Benchmark Channels Last
channels-last has an API already: https://pytorch.org/tutorials/intermediate/memory_format_tutorial.html so it may be as simple as doing model.to(memory_format=torch.channels_last) and making sure the same happens to inputs.
@jamesr66a I want to clarify the value prop of doing this at the benchmark infra level. The downside is in runtime cost to collect 2x the measurements and sift through 2x the data. The upside is you get some new signal that's potentially useful. Another (hidden) downside may be that we miss the change to incorporate channels-last as an optimization that we do automatically in our compiler. (granted, we don't have a very full story for using compiler techniques on training benchmarks so that's a gap right now).
I'm conflicted on adding this for the above reason. Thoughts?
I don't really see how benchmarking channels-last as an explicit API precludes us from doing automatic optimizations in our compiler. On the contrary, it can help expose gaps and create development targets for doing so
Additionally, I don't think we should be siloing "The Compiler™" v.s. PyTorch the whole-product. One of the goals of PyTorch is to ensure that the user can get the performance they want. Whether that comes from The Compiler™ is a detail.
Yea, I shouldn't have said 'the compiler'. What I meant by that is that we want to deliver perf enhancements to users without them changing their code. We also sometimes want to deliver perf enhancements that do require them changing their code. Whether 'the compiler' or something else delivers the former is inconsequential.

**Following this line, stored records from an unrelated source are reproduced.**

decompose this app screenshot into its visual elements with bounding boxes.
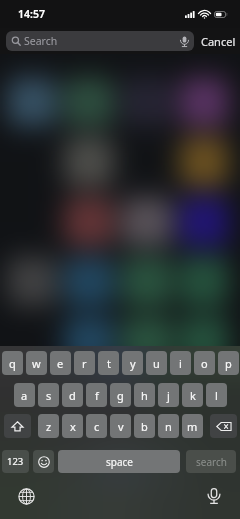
button[interactable]: t	[98, 351, 119, 375]
button[interactable]: p	[218, 351, 239, 375]
staticText: Cancel	[201, 34, 236, 49]
button[interactable]: space	[58, 450, 180, 473]
button[interactable]: x	[62, 414, 83, 438]
button[interactable]: v	[110, 414, 131, 438]
staticText: q	[9, 356, 16, 371]
button[interactable]: Dictate	[203, 485, 225, 507]
staticText: l	[215, 388, 218, 403]
staticText: space	[106, 455, 133, 469]
staticText: k	[190, 388, 196, 403]
button[interactable]: 123	[2, 450, 29, 473]
staticText: b	[141, 419, 148, 434]
button[interactable]: w	[26, 351, 47, 375]
button[interactable]: d	[62, 383, 83, 407]
button[interactable]: Cancel	[200, 32, 237, 51]
button[interactable]: k	[182, 383, 203, 407]
staticText: h	[141, 388, 148, 403]
button[interactable]: n	[158, 414, 179, 438]
button[interactable]: r	[74, 351, 95, 375]
button[interactable]: Voice search	[178, 35, 190, 47]
button[interactable]: i	[170, 351, 191, 375]
staticText: search	[196, 455, 227, 469]
button[interactable]: e	[50, 351, 71, 375]
staticText: a	[21, 388, 28, 403]
button[interactable]: j	[158, 383, 179, 407]
button[interactable]: g	[110, 383, 131, 407]
button[interactable]: o	[194, 351, 215, 375]
button[interactable]: z	[38, 414, 59, 438]
button[interactable]: a	[14, 383, 35, 407]
button[interactable]: f	[86, 383, 107, 407]
staticText: g	[117, 388, 124, 403]
staticText: w	[32, 356, 41, 371]
button[interactable]: s	[38, 383, 59, 407]
staticText: j	[167, 388, 170, 403]
staticText: c	[94, 419, 100, 434]
staticText: Search	[24, 34, 58, 48]
staticText: d	[69, 388, 76, 403]
staticText: s	[46, 388, 52, 403]
staticText: t	[107, 356, 111, 371]
button[interactable]: l	[206, 383, 227, 407]
button[interactable]: Emoji	[33, 450, 54, 473]
button[interactable]: m	[182, 414, 203, 438]
button[interactable]: c	[86, 414, 107, 438]
button[interactable]: Search	[6, 31, 194, 51]
staticText: n	[165, 419, 172, 434]
button[interactable]: search	[186, 450, 236, 473]
staticText: u	[153, 356, 160, 371]
staticText: 123	[7, 455, 24, 468]
staticText: o	[201, 356, 208, 371]
staticText: m	[187, 419, 198, 434]
button[interactable]: Change keyboard	[15, 485, 37, 507]
button[interactable]: h	[134, 383, 155, 407]
button[interactable]: y	[122, 351, 143, 375]
staticText: v	[118, 419, 124, 434]
button[interactable]: u	[146, 351, 167, 375]
button[interactable]: Backspace	[210, 414, 237, 438]
staticText: y	[130, 356, 136, 371]
staticText: 14:57	[18, 7, 45, 21]
staticText: p	[225, 356, 232, 371]
staticText: r	[82, 356, 87, 371]
staticText: e	[57, 356, 64, 371]
staticText: z	[46, 419, 52, 434]
staticText: x	[70, 419, 76, 434]
button[interactable]: q	[2, 351, 23, 375]
button[interactable]: Shift	[4, 414, 31, 438]
staticText: f	[95, 388, 99, 403]
staticText: i	[179, 356, 182, 371]
button[interactable]: b	[134, 414, 155, 438]
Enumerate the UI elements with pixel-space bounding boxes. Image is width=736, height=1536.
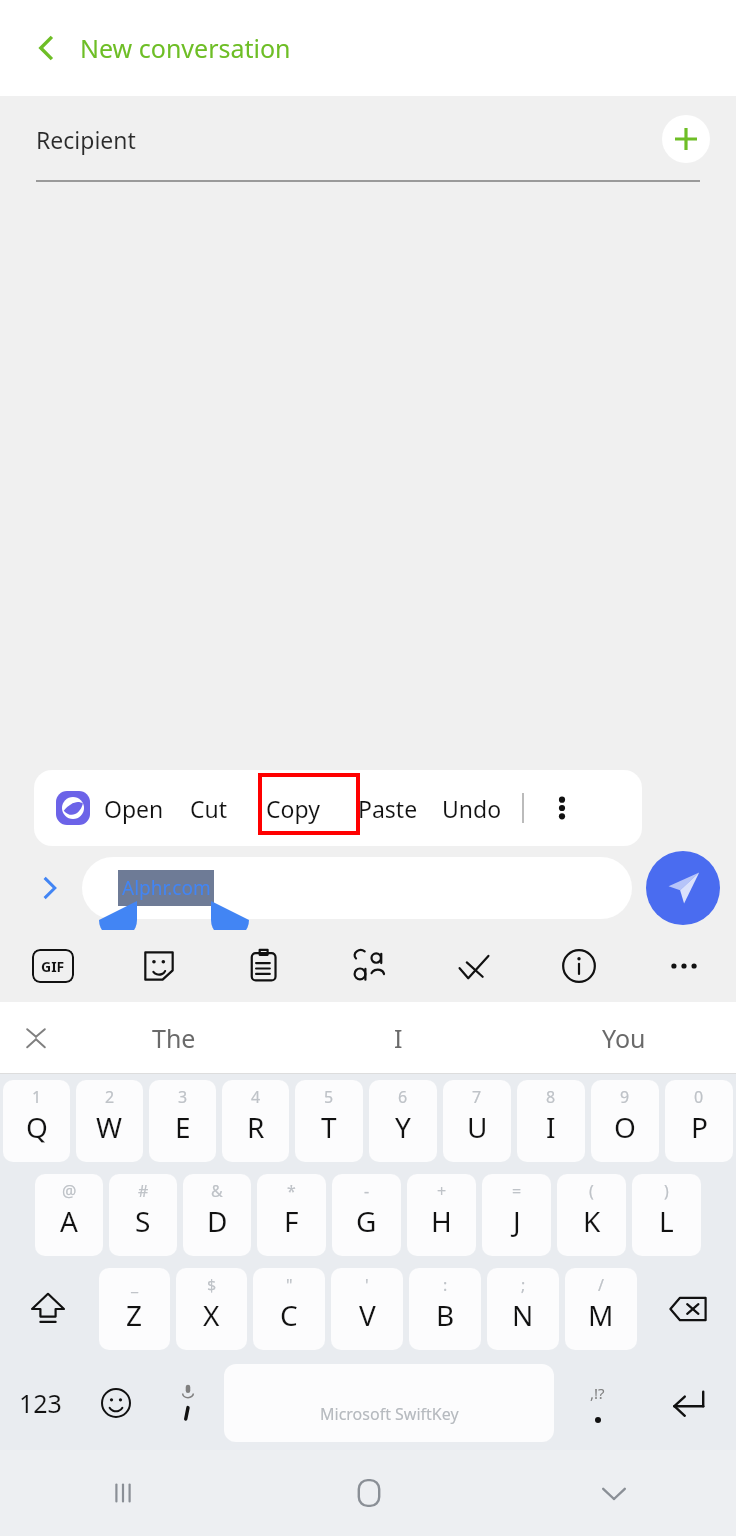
button[interactable]: 8 [517,1080,585,1162]
button[interactable]: 3 [149,1080,216,1162]
staticText: 9 [620,1086,630,1108]
button[interactable]: Add recipient [662,115,710,163]
button[interactable]: * [257,1174,326,1256]
staticText: GIF [41,957,65,976]
staticText: _ [131,1274,139,1296]
staticText: X [203,1296,220,1334]
button[interactable]: Hide keyboard [491,1450,736,1536]
button[interactable]: @ [35,1174,103,1256]
staticText: Open [104,793,164,824]
button[interactable]: More options [542,788,582,828]
button[interactable]: 7 [443,1080,511,1162]
staticText: / [598,1274,604,1296]
staticText: G [356,1202,377,1240]
staticText: R [247,1108,265,1146]
staticText: O [614,1108,636,1146]
button[interactable]: Backspace [640,1262,736,1356]
button[interactable]: 123 [0,1356,80,1450]
button[interactable]: & [183,1174,251,1256]
button[interactable]: + [407,1174,476,1256]
staticText: N [512,1296,534,1334]
staticText: ( [589,1180,594,1202]
staticText: 123 [19,1386,62,1420]
button[interactable]: 4 [222,1080,289,1162]
staticText: K [583,1202,601,1240]
staticText: W [96,1108,123,1146]
button[interactable]: Collapse [12,1014,60,1062]
staticText: 6 [398,1086,408,1108]
button[interactable]: Undo [442,785,502,832]
button[interactable]: $ [176,1268,247,1350]
button[interactable]: 9 [591,1080,659,1162]
button[interactable]: You [511,1002,736,1074]
staticText: & [211,1180,223,1202]
button[interactable]: Clipboard [211,930,316,1002]
button[interactable]: 0 [665,1080,733,1162]
staticText: ) [664,1180,669,1202]
button[interactable]: _ [99,1268,170,1350]
button[interactable]: Open [104,785,164,832]
button[interactable]: Info [526,930,631,1002]
button[interactable]: Cut [190,785,228,832]
button[interactable]: Translate [316,930,421,1002]
button[interactable]: Expand [30,868,70,908]
button[interactable]: 1 [3,1080,70,1162]
staticText: Z [126,1296,143,1334]
button[interactable]: Period [554,1356,640,1450]
staticText: I [546,1108,556,1146]
button[interactable]: 6 [369,1080,437,1162]
button[interactable]: 2 [76,1080,143,1162]
staticText: New conversation [80,31,291,65]
staticText: Undo [442,793,502,824]
staticText: ' [365,1274,369,1296]
staticText: M [588,1296,614,1334]
button[interactable]: Paste [358,785,418,832]
staticText: Microsoft SwiftKey [320,1403,459,1425]
button[interactable]: Send [646,851,720,925]
button[interactable]: ' [331,1268,403,1350]
staticText: S [135,1202,151,1240]
button[interactable]: Sticker [106,930,211,1002]
button[interactable]: Open in browser [56,791,90,825]
button[interactable]: The [62,1002,286,1074]
button[interactable]: - [332,1174,401,1256]
staticText: P [691,1108,708,1146]
button[interactable]: Emoji [80,1356,152,1450]
button[interactable]: # [109,1174,177,1256]
button[interactable]: 5 [295,1080,363,1162]
button[interactable]: ( [557,1174,626,1256]
button[interactable]: = [482,1174,551,1256]
staticText: 4 [251,1086,261,1108]
button[interactable]: Back [20,22,72,74]
staticText: Q [26,1108,48,1146]
button[interactable]: I [286,1002,511,1074]
button[interactable]: " [253,1268,325,1350]
button[interactable]: Shift [0,1262,96,1356]
staticText: F [284,1202,299,1240]
button[interactable]: Space [224,1364,554,1442]
button[interactable]: GIF [0,930,106,1002]
staticText: H [431,1202,452,1240]
button[interactable]: Home [246,1450,491,1536]
button[interactable]: Recent apps [0,1450,246,1536]
staticText: Copy [266,793,320,824]
staticText: @ [62,1180,77,1202]
staticText: $ [207,1274,217,1296]
staticText: T [321,1108,337,1146]
button[interactable]: ; [487,1268,559,1350]
button[interactable]: Alphr.com [82,857,632,919]
staticText: + [437,1180,447,1202]
button[interactable]: Enter [640,1356,736,1450]
button[interactable]: : [409,1268,481,1350]
staticText: 2 [105,1086,115,1108]
staticText: - [364,1180,370,1202]
button[interactable]: Comma and voice input [152,1356,224,1450]
staticText: 7 [472,1086,482,1108]
button[interactable]: Copy [248,785,338,832]
staticText: D [207,1202,228,1240]
button[interactable]: More [631,930,736,1002]
button[interactable]: / [565,1268,637,1350]
button[interactable]: ) [632,1174,701,1256]
button[interactable]: Handwriting [421,930,526,1002]
staticText: E [175,1108,191,1146]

But for something like channels last, a user could change their code to enable it today. In setting up the suite, we explicitly didn't go an hand-optimize the model code, instead, we used the models as they were in the wild. This is a proxy for finding a balance between what totally naive users might do and what our most advanced perf guides recommend.
So with that framing, do you argue for
- (1) changing a few models (that benefit most) to channels last, and having each model only use one layout
- (2) leaving the layouts alone in the model code, but looking for ways under the hood to use a 'better' layout
- (3) benchmarking both layouts for every model, so we aren't really assuming one way or the other but gathering data for both? I'm not sure if we'd average the results of both into the 'score' or just use the default layout for the score and use the other as auxilliary signal.
So I think my thinking comes from the fact that the API-facing layout (NCHW) was actually an arbitrary choice iiuc in that that's what CuDNN did at the time. However, in thinking about how to best implement these operations on a concrete machine nowadays, many (most?) machines prefer NHWC (including GPUs ironically). I'm basically just pointing that testing a lower-performance case due to historical baggage isn't ideal.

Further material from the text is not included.